Opinion: Changing perceptions about 'Brand Taiwan'

Although the country doesn't yet have a truly global brand on the scale of Samsung or Toyota, the tide is beginning to turn, says Prophet's John Holton

John Holton is a partner in the Hong Kong office of brand consultancy Prophet
John Holton is a partner in the Hong Kong office of brand consultancy Prophet

I remember buying my first stereo at the age of 13. It had a twin tape cassette holder, four speakers, two of which were detachable, and eight graphic equalisers. It had taken a birthday and a summer of saving pocket money to buy so you can imagine my distress when after six weeks it decided to stop working. In a moment of rashness I unscrewed the back to investigate. The first thing that appeared, on opening, were the words ‘Made in Taiwan'.

Unfortunately, 'Made in Taiwan' became synonymous with cheap electronic products for me and many others in Europe and the US. This reputation, despite valiant efforts by the government, still lingers on in Western minds today.

I have had the good fortune to spend much of the last six years of my career working in Taiwan with some of the country’s leading brands, so I know first hand that perceptions are a long way from reality.

Taiwan is blessed with a highly educated workforce - over 70% of 18-22 years olds go on to higher education. It is also starting to enjoy a very strong reputation for innovation across multiple industries. This reputation has allowed it to achieve considerable success in the ICT industry with brands such as HTC, ASUS, ACER and Foxconn, but it has yet to find its Samsung or Toyota, brands that are truly global .

Brand building was the subject of a recent workshop that we were asked to co-run with MediaTek, one of the country’s leading semiconductor companies. Participants included many of Taiwan’s most successful organisations. During the session we discussed what it takes to build a great brand.

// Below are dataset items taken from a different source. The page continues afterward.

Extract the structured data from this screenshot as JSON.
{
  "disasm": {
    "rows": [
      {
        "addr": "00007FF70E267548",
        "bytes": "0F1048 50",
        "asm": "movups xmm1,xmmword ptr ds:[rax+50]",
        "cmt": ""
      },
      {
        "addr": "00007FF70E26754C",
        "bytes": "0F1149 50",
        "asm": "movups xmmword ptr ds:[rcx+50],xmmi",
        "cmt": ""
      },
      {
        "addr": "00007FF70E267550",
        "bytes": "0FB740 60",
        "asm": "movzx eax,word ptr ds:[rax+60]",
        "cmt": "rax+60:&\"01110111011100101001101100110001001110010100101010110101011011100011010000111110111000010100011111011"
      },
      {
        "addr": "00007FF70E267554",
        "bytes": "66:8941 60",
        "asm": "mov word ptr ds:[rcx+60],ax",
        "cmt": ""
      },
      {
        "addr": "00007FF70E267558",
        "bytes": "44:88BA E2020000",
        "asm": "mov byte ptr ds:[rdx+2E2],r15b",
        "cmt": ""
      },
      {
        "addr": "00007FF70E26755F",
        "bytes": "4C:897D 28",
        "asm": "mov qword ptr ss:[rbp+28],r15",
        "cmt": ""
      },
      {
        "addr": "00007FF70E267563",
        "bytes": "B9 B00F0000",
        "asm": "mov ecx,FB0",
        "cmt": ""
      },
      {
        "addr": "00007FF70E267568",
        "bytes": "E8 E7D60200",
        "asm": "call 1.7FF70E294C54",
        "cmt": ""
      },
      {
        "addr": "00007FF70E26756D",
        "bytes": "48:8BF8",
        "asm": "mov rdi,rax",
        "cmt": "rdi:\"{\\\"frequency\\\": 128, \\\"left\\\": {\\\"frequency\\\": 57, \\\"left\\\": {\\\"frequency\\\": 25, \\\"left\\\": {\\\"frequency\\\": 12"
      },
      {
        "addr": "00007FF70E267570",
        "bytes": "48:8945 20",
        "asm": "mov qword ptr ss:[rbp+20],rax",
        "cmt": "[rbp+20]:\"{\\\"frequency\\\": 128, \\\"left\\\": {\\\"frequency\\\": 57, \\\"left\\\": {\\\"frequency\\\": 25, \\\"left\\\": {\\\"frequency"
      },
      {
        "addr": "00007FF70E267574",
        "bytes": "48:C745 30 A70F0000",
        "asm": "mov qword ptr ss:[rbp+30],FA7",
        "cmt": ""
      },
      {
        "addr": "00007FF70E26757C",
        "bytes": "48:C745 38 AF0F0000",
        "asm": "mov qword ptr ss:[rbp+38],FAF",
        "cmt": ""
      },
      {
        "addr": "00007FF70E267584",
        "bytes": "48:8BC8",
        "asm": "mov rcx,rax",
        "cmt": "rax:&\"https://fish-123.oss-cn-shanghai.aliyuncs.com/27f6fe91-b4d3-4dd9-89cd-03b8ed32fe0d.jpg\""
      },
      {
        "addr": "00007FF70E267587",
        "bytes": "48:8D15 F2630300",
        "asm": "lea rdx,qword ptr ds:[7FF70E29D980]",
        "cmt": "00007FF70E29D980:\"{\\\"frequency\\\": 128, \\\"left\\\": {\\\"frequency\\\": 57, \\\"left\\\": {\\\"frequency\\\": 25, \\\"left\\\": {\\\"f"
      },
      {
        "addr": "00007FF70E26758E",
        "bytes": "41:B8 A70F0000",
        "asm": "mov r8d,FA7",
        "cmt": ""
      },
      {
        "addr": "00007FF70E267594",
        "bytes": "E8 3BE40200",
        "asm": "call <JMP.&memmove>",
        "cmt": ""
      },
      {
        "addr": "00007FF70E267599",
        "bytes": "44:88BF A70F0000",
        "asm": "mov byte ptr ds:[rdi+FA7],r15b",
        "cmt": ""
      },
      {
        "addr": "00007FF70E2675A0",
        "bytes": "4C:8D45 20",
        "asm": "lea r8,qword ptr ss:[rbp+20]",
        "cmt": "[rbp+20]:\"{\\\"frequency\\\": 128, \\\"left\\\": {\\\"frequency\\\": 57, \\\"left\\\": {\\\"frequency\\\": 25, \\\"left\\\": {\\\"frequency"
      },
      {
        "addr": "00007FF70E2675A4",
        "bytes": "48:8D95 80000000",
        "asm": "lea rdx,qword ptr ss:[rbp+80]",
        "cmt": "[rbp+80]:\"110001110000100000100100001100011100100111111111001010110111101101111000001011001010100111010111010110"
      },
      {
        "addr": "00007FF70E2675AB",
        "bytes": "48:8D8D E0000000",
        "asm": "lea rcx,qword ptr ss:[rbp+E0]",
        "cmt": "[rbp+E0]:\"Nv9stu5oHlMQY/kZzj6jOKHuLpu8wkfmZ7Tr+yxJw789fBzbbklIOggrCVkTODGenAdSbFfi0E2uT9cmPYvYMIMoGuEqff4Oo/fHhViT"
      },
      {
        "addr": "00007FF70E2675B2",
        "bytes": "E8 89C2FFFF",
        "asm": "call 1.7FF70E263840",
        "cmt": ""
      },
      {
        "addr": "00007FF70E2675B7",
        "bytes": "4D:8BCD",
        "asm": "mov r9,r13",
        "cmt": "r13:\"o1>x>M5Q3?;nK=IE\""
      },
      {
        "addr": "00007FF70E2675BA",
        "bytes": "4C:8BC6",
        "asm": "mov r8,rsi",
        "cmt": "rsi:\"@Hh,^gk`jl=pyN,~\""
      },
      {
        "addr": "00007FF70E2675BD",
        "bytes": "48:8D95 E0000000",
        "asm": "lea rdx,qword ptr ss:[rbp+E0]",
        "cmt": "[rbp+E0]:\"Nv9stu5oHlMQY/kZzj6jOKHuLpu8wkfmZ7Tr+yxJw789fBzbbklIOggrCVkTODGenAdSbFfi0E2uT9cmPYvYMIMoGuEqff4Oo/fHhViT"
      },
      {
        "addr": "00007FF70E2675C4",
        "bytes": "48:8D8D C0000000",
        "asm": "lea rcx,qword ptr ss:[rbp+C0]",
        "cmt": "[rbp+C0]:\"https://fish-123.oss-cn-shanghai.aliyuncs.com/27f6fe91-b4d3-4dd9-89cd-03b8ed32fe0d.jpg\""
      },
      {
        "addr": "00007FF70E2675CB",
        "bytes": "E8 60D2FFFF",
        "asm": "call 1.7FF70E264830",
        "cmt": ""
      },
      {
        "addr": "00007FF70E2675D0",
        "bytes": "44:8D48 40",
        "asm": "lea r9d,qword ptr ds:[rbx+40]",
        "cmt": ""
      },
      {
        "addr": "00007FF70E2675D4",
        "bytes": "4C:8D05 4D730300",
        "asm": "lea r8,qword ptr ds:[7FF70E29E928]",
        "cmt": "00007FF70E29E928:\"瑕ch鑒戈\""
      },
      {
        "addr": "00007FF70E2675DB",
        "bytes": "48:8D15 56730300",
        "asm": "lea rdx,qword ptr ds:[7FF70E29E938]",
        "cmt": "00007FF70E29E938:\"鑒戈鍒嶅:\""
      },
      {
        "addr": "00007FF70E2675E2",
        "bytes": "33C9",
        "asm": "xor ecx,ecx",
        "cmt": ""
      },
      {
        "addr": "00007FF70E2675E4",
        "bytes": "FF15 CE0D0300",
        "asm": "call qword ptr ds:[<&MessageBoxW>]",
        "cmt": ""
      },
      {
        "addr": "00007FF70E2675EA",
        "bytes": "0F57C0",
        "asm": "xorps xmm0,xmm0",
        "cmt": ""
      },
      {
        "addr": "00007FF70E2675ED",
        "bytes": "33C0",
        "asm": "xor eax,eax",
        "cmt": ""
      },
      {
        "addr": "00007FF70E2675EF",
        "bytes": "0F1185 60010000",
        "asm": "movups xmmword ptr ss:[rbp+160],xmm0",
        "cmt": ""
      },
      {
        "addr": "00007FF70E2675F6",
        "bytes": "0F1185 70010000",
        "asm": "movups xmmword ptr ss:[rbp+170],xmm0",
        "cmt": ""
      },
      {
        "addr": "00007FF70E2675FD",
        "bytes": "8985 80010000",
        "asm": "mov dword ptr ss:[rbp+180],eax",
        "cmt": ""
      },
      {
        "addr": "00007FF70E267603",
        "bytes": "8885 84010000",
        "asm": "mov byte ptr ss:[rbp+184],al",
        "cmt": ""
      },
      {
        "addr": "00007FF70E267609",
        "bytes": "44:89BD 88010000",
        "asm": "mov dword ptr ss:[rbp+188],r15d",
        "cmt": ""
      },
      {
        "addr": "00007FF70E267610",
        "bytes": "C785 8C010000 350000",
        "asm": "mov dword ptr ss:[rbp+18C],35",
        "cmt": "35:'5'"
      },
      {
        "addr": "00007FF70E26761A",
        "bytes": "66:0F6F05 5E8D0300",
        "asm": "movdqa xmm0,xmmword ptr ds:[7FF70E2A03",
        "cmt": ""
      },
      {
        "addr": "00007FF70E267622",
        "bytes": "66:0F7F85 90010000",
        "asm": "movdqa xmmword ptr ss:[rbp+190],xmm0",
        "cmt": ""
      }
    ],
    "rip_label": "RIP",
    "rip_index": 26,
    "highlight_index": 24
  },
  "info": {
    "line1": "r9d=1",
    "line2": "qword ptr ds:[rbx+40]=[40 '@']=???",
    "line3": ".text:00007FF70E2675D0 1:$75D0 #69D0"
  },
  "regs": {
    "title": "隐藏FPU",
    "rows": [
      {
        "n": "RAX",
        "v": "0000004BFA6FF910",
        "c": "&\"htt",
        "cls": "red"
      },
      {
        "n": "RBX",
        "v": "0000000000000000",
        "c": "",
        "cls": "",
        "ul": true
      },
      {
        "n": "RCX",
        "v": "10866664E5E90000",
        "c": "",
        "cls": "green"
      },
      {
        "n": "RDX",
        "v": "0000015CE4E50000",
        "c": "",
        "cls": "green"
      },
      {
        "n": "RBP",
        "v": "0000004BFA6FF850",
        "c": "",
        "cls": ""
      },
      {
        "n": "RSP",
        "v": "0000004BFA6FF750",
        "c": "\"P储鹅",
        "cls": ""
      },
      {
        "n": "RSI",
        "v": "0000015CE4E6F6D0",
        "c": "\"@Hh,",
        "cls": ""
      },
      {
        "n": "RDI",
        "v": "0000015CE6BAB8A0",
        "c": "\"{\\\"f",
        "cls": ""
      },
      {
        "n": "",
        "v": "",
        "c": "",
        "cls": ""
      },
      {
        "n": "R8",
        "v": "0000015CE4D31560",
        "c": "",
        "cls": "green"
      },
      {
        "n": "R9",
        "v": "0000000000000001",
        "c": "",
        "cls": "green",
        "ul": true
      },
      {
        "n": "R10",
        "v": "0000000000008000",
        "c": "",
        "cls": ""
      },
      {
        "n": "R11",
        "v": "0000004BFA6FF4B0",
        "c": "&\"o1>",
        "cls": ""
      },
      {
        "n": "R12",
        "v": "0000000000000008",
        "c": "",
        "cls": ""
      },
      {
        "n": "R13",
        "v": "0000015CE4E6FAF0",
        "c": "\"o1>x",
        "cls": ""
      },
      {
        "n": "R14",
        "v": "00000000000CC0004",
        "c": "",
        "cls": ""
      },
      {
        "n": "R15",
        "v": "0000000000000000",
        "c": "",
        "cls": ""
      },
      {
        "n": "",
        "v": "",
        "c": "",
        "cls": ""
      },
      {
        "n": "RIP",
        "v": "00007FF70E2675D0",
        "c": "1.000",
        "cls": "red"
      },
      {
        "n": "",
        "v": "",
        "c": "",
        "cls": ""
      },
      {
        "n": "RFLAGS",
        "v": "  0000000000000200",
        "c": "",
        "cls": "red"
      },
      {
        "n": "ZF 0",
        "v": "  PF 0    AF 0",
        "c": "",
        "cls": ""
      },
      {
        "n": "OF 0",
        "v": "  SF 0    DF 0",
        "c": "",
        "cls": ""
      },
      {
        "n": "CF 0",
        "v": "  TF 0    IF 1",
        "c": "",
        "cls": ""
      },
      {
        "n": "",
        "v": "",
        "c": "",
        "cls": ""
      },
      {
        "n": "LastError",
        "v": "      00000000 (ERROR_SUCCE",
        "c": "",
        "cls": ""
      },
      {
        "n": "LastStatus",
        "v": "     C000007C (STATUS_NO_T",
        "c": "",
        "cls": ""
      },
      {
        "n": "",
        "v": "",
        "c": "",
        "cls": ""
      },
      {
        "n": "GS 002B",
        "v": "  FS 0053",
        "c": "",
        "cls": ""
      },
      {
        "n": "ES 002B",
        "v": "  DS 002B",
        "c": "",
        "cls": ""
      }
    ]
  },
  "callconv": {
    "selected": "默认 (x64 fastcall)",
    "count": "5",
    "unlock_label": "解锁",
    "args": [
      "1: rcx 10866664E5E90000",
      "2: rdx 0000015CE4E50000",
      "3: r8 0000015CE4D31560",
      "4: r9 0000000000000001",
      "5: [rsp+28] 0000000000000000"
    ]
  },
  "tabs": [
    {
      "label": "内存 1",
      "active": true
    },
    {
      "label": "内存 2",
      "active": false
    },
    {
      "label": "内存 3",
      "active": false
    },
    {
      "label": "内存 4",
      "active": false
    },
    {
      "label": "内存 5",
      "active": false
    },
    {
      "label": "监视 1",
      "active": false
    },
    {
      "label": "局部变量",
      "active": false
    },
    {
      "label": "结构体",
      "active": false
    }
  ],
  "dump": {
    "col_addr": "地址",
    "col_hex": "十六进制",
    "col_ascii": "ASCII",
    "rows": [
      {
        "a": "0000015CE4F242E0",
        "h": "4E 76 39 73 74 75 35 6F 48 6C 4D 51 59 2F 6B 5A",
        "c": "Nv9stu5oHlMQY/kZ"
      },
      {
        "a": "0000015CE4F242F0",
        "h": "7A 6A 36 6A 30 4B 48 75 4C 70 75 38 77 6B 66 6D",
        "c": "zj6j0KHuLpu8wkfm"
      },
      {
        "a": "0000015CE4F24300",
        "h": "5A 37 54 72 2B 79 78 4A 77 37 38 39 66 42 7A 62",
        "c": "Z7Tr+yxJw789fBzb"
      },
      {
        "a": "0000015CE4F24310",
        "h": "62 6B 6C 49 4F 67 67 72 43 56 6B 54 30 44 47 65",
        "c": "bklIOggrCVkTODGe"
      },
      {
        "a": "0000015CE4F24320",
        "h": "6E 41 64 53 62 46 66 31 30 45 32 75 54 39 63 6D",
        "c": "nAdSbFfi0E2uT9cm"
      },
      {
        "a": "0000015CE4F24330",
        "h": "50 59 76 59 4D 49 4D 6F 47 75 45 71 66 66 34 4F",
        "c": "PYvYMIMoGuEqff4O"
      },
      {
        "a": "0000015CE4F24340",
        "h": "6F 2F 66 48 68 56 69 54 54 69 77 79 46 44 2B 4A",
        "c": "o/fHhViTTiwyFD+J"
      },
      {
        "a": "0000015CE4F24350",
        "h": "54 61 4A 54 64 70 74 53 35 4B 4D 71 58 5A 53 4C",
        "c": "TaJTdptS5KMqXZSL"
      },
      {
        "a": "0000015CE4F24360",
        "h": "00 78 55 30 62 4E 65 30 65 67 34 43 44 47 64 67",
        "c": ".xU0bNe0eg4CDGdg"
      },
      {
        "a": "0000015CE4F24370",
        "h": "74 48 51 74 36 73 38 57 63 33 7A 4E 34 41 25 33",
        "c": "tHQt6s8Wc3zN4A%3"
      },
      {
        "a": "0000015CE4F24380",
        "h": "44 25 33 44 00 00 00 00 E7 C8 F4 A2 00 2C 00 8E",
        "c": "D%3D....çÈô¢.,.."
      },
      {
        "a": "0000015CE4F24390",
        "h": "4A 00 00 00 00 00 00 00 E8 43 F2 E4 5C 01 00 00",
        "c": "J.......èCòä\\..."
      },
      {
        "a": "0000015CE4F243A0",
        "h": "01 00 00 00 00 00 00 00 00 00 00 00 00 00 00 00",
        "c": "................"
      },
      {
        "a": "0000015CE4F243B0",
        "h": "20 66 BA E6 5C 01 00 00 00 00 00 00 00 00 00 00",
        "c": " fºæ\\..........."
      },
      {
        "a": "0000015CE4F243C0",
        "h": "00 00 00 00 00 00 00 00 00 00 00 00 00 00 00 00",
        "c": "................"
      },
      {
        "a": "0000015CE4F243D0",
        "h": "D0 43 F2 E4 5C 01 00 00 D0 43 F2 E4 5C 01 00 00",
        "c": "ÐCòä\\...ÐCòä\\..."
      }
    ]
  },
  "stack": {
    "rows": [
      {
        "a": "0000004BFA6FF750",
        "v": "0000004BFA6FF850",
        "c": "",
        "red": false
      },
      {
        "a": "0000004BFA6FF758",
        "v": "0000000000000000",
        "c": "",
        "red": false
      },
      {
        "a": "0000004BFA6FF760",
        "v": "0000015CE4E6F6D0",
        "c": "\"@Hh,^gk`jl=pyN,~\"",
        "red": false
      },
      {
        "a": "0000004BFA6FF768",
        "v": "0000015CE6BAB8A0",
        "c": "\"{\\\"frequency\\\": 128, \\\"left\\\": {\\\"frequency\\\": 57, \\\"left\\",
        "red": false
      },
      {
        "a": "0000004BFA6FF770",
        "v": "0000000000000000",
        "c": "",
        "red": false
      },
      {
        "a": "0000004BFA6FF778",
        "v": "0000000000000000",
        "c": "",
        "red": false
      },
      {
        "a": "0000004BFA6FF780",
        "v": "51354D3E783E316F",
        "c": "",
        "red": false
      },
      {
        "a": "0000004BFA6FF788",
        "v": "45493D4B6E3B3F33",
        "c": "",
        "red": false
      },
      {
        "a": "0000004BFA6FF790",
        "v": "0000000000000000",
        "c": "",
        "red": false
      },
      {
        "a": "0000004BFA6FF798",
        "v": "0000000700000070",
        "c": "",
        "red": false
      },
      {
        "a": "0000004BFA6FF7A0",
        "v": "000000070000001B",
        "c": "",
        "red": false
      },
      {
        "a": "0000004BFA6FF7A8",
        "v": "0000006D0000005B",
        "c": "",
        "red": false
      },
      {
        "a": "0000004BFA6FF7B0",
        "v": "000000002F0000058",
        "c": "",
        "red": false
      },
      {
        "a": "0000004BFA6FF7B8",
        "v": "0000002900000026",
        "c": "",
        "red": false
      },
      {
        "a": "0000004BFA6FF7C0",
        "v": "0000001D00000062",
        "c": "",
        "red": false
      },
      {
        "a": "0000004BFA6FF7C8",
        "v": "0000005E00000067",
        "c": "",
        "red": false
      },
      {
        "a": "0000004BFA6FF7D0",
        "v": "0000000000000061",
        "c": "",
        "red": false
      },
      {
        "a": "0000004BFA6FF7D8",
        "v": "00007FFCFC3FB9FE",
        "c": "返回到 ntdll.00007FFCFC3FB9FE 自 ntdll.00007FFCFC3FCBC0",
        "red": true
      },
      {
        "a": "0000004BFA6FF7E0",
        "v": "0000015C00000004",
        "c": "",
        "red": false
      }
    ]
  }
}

Brand building isn't as easy as it used to be. Companies no longer control the conversation and if they want to get noticed they need to do things that others are willing to share. In this new world, where actions are more important than words, brand owners are beginning to realise that it is becoming increasingly important to get the people who work for you inspired before thinking about your customers.

Motivating the people who work for your brand begins by defining your purpose. Great brands know what they stand for – Alibaba want to make it easer for all of us to do business. IBM wants to make the planet smarter. Lego want to inspire creativity in children.

Finding your purpose is probably the single most important thing that a brand owner can do. Once discovered, you then need to find committed leaders who are willing to embed it into everything they do. If you are asking your employees to go the extra mile to support your mission it is important for them to feel that you are fully behind it.

We also discussed the need to arm your communities with the stories and evidence about your brand that that proves your purpose is more than just rhetoric. Employees and customers want to be part of your mission. Very often the struggle behind a new product or service is as appealing as the final result. Successful brands are beginning to open up so that people can join this journey. Organisations that embody this approach are very often the ones creating infinite remarkable experiences and a continuous stream of bold moves that delight customers. They have motivated their employees to create incredible products and services that the world wants to talk about and share.

There is no shortage of ambition in Taiwan to build truly global brands, and when we look across industries today there are several companies that are pushing forward with this approach:

- MediaTek is talking about putting great technology in the hands of the many, not the few, so that everyone can realise their potential.

- Gogoro, the company co-founded by Horace Luke, ex HTC industrial designer, has Tesla-scale ambitions to turn the motorcycle market electric.

- Merida, the bicycle design company founded in 1972 by Ike Tseng, set out to prove that quality bikes could be produced in Taiwan. It is finally beginning to enjoy the reputation that it deserves on the world stage.

As the next few years unfold I am looking forward to seeing more companies in Taiwan discovering their purpose and building brands that the world wants to talk about. Those brands will make the words 'Made in Taiwan’ mean something very positive and desired by consumers in every market around the world.